My friend, the Eco-fellow, produced and narrated this video about clearcutting in Sonoma County, California. It's well-done, informative, and educational.



Enjoy. And well done, Eco-fellow!

3 comments:

hm-uk said...

Well done Sierra Club! Sadly, the popularity of California wines and other New World wines may signal more land cleared for growing grapes. However, plonking down estates in the middle of a vineyard so that the wealthy can subsidise the cost of setting up the vineyard, which will require more than a fair share of resources and pesticides is environmentally unsound. What's Arnold got to say about all of this development?

Janet M Kincaid said...

HM: Well, given that Ah-nuld is a bajillionaire and a movie star and a driver of Hummers, he probably doesn't give a rat's *ss, but Eco-fellow would know better than I, so I defer to him. Hopefully he'll post a much more helpful and intelligent response than I.

Peter Ashcroft said...

Thanks J for the publicity.

Arnold hasn't said anything about this particular project, or about conversion of forests to vineyards in general. We would be delighted if we could give the issue enough prominence that he felt compelled to declare his position, but we're not there yet.
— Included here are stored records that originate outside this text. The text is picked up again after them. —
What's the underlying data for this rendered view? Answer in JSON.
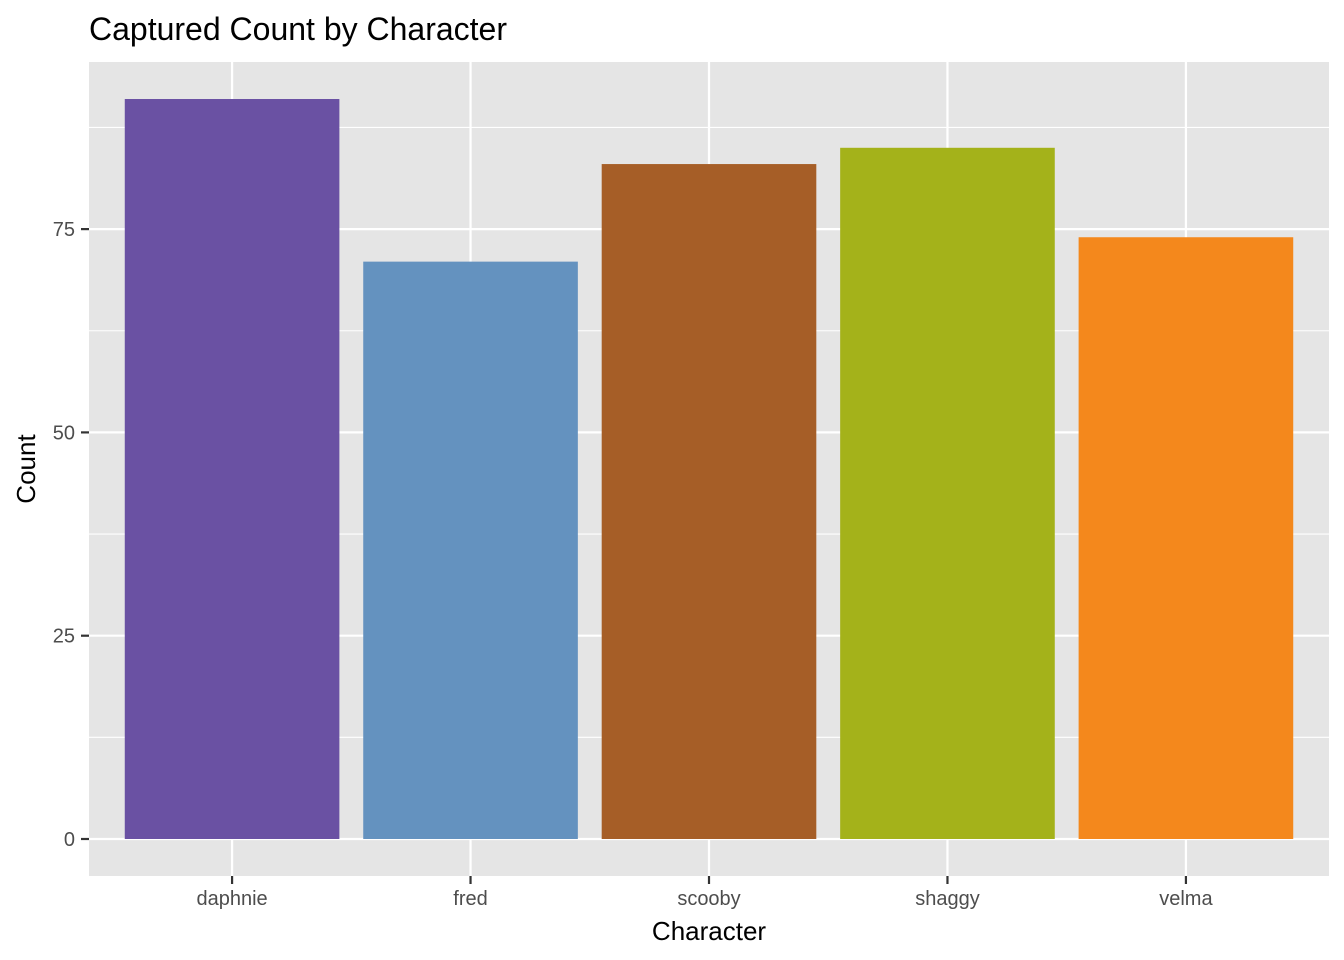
{
  "chart_data": {
    "type": "bar",
    "title": "Captured Count by Character",
    "xlabel": "Character",
    "ylabel": "Count",
    "categories": [
      "daphnie",
      "fred",
      "scooby",
      "shaggy",
      "velma"
    ],
    "values": [
      91,
      71,
      83,
      85,
      74
    ],
    "colors": [
      "#6A51A3",
      "#6492BF",
      "#A65E27",
      "#A4B21A",
      "#F4881C"
    ],
    "yticks": [
      0,
      25,
      50,
      75
    ],
    "ylim": [
      -4.55,
      95.55
    ],
    "grid": true,
    "legend": "none",
    "panel_background": "#E5E5E5",
    "grid_color": "#FFFFFF"
  }
}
It's been fascinating to watch how wine is marketed. It's really sold as a lifestyle. Wine connotes nature's bounty, and "the good life." It's something that beautiful, educated, affluent, successful people drink while savoring the richness of their lives. I'm not anti-wine, I just think that we should keep our enthusiasm for the stuff somewhat connected to reality. Our campaign to educate the public about the adverse environmental impacts of vineyard conversions has particular potency because the facts "on the ground" are so jarringly discordant with the wine mystique. That's what we're hoping at least.

Beyond this specific vineyard project, there is some chance that activists throughout the state might be able to bring some pressure to bear on CalPERS. CalPERS has $230 Billion dollars to invest in various schemes, but precious little in the way of an environmental or social responsibility compass. Even a small percentage of $230 Billion can do a lot of damage if applied recklessly.